Another fun whitewater run is from Burnt Bridge to Goodman Park (P3). A twelve mile stretch that features two class 3 waterfalls in Taylor Falls and Strong Falls, along with numerous class 1 and class 2-3 rapids. There are a large number of access points in this segment which provide plenty of choices on which rapids you want to run. However, the 'runnability' of this segment is difficult at best when river levels are low.

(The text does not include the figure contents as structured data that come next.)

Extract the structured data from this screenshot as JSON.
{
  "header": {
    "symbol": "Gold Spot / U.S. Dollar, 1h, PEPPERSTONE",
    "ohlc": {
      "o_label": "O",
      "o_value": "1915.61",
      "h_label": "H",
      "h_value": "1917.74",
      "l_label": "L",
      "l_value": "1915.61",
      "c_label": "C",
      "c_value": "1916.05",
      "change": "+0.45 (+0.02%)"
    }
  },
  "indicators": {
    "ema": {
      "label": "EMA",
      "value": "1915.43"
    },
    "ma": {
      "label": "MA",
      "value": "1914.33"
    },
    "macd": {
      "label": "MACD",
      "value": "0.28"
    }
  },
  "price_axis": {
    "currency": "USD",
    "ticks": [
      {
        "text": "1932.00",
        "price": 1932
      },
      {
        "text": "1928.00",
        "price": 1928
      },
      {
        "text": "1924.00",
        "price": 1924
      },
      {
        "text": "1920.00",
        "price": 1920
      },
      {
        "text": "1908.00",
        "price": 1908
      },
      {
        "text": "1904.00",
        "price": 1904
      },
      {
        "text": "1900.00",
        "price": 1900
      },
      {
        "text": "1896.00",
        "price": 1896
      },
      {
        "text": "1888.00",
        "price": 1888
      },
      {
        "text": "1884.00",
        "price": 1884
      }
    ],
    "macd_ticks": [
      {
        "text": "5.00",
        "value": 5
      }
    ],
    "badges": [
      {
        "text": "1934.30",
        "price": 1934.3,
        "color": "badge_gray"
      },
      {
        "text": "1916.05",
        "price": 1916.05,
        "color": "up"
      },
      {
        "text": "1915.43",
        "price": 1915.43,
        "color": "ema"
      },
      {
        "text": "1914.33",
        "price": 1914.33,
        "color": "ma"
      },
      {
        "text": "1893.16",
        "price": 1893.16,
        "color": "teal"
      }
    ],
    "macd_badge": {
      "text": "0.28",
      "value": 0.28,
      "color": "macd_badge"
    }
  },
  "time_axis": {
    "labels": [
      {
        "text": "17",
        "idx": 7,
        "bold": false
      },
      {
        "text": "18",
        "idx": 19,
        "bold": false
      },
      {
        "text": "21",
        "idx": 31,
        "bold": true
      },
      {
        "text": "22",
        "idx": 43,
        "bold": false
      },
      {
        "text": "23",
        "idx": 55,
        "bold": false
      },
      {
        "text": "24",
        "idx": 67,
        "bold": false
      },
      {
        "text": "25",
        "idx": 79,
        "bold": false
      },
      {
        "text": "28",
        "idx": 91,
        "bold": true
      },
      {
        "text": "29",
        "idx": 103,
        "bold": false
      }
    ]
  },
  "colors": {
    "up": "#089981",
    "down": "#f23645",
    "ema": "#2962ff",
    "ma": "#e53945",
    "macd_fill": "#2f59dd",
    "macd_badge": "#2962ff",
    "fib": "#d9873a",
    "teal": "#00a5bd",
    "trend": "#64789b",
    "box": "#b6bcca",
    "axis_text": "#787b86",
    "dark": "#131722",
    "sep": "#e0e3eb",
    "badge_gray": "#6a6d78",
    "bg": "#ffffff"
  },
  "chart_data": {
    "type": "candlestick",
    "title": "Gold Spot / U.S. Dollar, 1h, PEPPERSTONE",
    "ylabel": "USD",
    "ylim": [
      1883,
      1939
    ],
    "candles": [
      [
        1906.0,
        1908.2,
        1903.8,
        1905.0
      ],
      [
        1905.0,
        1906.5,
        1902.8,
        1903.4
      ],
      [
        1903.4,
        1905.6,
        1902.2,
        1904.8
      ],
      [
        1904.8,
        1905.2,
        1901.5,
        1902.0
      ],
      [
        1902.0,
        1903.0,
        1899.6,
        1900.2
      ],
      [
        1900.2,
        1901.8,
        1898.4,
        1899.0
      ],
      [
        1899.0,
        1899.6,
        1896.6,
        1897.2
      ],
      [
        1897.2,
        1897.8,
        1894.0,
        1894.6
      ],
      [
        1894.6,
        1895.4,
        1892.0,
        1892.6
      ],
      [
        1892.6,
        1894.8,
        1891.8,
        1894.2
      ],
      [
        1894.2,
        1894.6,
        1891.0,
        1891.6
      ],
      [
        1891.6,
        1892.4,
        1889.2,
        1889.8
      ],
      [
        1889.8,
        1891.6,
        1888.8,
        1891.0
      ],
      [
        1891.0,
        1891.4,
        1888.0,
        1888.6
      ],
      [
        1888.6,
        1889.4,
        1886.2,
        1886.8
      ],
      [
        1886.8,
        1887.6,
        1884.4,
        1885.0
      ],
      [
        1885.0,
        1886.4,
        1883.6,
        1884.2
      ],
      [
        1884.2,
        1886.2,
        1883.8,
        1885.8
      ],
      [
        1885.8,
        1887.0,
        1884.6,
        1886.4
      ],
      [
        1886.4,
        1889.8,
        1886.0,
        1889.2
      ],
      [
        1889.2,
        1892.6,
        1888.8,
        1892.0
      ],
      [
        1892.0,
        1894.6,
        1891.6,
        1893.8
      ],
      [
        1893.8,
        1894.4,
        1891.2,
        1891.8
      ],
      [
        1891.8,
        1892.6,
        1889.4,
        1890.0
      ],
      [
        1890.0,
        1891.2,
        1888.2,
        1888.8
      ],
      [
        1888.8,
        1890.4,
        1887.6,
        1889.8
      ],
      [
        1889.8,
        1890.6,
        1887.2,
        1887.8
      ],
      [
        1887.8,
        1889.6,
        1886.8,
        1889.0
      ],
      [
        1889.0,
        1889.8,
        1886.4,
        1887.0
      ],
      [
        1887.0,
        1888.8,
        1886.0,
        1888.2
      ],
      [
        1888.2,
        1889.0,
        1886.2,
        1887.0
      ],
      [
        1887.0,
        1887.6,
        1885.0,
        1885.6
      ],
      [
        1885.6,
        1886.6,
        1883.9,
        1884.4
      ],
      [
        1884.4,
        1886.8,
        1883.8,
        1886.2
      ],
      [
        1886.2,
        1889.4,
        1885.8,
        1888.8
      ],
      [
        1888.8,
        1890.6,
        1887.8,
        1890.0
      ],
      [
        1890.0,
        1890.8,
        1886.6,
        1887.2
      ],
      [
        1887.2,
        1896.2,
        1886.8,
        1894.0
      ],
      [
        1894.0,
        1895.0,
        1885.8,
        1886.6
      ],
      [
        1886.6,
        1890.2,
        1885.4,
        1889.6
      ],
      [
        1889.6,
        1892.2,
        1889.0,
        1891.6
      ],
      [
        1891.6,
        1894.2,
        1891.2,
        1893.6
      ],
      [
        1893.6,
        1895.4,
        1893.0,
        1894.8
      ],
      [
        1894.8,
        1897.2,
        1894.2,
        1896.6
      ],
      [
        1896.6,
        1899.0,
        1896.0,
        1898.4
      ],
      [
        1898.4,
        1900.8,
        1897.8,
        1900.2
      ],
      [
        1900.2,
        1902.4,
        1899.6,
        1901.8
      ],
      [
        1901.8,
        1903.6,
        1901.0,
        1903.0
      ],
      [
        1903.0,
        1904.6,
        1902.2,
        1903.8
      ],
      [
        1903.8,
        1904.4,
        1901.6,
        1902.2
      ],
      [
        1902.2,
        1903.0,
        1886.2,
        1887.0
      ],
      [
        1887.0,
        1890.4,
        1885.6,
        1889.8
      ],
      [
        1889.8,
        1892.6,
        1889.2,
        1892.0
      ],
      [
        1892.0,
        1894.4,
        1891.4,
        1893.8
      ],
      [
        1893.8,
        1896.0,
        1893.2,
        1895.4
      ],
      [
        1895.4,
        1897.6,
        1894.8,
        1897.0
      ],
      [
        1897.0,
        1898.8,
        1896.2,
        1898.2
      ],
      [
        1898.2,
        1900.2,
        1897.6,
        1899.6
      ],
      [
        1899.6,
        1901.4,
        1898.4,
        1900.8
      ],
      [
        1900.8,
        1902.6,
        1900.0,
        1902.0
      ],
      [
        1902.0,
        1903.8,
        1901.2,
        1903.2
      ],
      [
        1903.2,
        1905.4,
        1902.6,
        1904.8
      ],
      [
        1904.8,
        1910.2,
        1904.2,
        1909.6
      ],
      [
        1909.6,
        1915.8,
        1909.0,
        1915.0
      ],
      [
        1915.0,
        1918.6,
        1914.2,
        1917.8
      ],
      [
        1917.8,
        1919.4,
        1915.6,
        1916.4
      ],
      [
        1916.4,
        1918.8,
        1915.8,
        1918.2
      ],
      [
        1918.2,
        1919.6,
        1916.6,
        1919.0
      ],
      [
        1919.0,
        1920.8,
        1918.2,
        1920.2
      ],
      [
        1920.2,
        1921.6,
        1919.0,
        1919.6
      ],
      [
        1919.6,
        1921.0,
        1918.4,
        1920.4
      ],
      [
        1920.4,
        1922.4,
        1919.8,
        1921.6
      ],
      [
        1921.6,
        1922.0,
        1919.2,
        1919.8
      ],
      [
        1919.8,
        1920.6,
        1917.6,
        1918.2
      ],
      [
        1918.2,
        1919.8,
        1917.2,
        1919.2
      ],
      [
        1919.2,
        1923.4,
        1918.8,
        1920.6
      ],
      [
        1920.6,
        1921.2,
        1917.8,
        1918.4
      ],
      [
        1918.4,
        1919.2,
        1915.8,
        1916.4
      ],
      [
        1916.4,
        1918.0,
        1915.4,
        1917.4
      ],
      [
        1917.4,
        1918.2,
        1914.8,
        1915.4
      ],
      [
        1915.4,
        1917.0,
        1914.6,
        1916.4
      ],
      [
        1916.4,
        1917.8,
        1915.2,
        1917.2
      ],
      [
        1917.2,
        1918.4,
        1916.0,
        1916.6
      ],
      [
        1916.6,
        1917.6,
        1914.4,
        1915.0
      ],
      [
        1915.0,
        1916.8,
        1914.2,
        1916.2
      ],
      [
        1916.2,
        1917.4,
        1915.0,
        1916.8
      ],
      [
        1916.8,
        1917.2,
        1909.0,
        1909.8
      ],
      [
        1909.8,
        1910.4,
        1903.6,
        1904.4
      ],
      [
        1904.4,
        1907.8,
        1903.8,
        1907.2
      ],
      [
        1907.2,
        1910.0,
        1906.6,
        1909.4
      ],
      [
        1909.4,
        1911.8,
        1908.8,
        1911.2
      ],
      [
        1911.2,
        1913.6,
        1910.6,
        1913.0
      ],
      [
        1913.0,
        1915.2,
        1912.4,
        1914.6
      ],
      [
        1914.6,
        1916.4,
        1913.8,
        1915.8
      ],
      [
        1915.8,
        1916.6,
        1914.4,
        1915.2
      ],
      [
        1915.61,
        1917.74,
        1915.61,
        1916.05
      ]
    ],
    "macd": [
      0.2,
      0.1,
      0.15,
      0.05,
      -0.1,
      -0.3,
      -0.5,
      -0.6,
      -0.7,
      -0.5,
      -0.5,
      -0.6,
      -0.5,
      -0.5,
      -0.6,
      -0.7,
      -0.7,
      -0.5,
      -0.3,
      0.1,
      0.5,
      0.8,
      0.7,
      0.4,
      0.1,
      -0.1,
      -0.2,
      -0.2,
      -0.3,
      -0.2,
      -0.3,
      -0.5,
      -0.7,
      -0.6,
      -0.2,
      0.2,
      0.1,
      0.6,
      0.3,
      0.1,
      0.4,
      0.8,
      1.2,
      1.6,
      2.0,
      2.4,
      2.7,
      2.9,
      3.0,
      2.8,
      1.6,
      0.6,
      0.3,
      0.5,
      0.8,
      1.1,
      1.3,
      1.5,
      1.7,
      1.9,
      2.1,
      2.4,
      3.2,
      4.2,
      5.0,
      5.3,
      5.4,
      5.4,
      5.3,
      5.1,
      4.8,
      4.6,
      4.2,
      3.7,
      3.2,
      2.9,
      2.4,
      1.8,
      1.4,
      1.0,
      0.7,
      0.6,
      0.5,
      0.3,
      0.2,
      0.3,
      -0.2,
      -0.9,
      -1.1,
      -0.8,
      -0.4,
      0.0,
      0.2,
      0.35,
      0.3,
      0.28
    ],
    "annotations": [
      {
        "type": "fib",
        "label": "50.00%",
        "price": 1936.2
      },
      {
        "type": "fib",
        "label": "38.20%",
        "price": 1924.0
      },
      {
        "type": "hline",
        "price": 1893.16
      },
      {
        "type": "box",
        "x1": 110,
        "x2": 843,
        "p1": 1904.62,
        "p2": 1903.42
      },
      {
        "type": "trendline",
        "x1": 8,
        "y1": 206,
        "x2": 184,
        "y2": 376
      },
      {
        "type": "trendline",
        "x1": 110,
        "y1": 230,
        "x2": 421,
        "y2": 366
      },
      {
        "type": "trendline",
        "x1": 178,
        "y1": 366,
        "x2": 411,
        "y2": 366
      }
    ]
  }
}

Quietwater enthusiasts will enjoy the segment between Big Joe Landing and CCC Bridge (P1), where the river winds through a remote wilderness setting of dense northern lowland forest. Wildlife is especially abundant in this stretch. South of the CCC Bridge the river flows through more beautiful wilderness scenery with a number of mixed pine and cedar groves covering the banks. The forests surrounding much of the river include: hemlock, tamarack, ash, popple, birch, aspen, maple, and oak. Beaver, otter, deer, and red squirrel are often spotted, along with the occasional black bear.
Two of the most scenic county parks in Wisconsin are located along the river in Segment P4 at Goodman Park and McClintock Park. Both offer pleasant, shaded campgrounds right next to the river. And both feature short but excellent trails with scenic footbridges leading to small, picturesque islands.
The water tends to have a dark color due to the numerous tamarack swamps surrounding the upper Peshtigo. The dark water can make it difficult to spot submerged rocks in several of the rapids.
The best paddling is often in the spring and early summer. After the spring melt-off, rainfall has a major impact on river levels, probably more so than any other navigable river in the state. Even a moderate rainfall can cause river levels to rise dramatically for a few days. These changing water levels alter the river's character as well. During the summer and fall, what one day may be a scratchy class 2 boulder garden can become a roaring class 3 rapids, especially in the segments above the Rat River confluence.
If you are planning a trip on the Peshtigo during mid-summer or later, you should contact one of the regional outfitters for water levels before you embark.